Thursday, March 5, 2026

Finding your people

#257


The Gym Phase

I tried the gym. No membership—just a free gym at my apartment complex. Thought willpower and discipline would carry me through.

It didn't.

I had no idea what I was doing. Which exercises actually worked? How many reps? What form even looked like? I'd wander around, copy what others were doing, and hope for the best. Some days I'd show up. Most days I wouldn't. There was no structure. No accountability. Just me, a lot of empty promises to myself, and zero reason to show up tomorrow.

The problem with relying on willpower alone? It's not sustainable. As James Clear says, "You don't rise to the level of your goals—you fall to the level of your systems." I had no system. Just good intentions.


The Pilates Detour

Then came pilates. A friend suggested it. I thought: okay, this will be the thing. A structured class. Real instruction.

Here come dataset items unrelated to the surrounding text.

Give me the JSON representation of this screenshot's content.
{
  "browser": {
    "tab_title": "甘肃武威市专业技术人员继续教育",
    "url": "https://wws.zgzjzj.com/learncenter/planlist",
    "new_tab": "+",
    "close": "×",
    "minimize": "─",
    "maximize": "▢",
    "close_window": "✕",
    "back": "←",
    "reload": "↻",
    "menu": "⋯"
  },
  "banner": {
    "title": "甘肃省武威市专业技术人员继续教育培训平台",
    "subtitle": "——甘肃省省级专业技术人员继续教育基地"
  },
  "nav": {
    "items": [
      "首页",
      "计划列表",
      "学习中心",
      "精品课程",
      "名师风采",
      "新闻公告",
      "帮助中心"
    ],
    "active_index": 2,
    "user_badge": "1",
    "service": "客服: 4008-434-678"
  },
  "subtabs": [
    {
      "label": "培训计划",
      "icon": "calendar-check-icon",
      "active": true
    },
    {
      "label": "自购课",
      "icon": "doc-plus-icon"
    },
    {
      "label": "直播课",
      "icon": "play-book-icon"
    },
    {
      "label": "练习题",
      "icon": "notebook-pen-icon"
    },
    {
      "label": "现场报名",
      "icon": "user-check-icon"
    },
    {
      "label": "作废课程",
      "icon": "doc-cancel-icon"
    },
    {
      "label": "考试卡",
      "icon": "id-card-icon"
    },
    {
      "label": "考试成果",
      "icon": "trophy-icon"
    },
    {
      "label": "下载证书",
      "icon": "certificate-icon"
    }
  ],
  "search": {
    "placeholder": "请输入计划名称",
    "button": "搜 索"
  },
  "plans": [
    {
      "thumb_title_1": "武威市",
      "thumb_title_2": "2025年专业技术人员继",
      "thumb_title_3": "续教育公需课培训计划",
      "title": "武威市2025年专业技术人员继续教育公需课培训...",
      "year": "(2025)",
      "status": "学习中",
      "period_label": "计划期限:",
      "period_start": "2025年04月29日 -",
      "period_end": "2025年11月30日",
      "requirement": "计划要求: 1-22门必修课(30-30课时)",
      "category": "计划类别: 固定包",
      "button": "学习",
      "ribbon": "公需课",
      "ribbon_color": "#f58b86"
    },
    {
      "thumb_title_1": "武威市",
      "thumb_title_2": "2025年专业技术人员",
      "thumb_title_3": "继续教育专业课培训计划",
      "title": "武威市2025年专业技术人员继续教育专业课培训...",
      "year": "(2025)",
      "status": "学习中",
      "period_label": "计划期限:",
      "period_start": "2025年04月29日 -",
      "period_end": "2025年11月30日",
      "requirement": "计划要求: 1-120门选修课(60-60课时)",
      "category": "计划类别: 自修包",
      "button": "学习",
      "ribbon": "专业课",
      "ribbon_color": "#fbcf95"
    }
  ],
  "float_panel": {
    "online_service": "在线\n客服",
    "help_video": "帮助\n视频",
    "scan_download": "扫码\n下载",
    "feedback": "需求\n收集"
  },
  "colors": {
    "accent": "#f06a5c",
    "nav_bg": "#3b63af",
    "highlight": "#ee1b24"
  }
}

It was brutal. Too hard, too fast, too demotivating. Everyone was supposed to hold a two-minute plank. I couldn't. People with toned cores breezed through while the rest of us—including me—felt inferior in real time. Work was already hard. I didn't need fitness to feel like failure too. Three months in, I quit.


The CrossFit Plot Twist

Another friend invited me to try CrossFit. First day, I walked in expecting more of the same. Instead, I found coaches who actually cared about form, not ego. Who scaled workouts so everyone could participate at their own level. Who celebrated the person PR-ing their deadlift as much as the person finally nailing a pull-up.

The difference? It wasn't the workout itself. It was the people.

I realized something: I'll do almost anything if I'm surrounded by the right environment and the right influence. Like-minded people who are on their own journey, not comparing theirs to yours. Coaches constantly encouraging, not judging. A community where you're not ranked against someone else's toned core—you're celebrating your own progress.

Eight months in, and I haven't stopped. Every time I travel, I itch to get back. Every time I get sick, though I try not to, I focus on immediate recovery as my highest priority so I can get back to the gym. Miss a workout day? It bothers me now. In the best way.

I started reading more about CrossFit. Paid attention to my nutrition. My sleep improved. One tiny system—showing up to my CrossFit gym—unlocked everything else. It became my 'keystone' habit.


Why This Matters for Self-Care

Self-care isn't just meditation and green juice. Sometimes it's finding the people and the place where you actually want to show up. Where consistency doesn't feel like punishment—it feels like coming home.

Your environment matters. Your people matter. More than you think.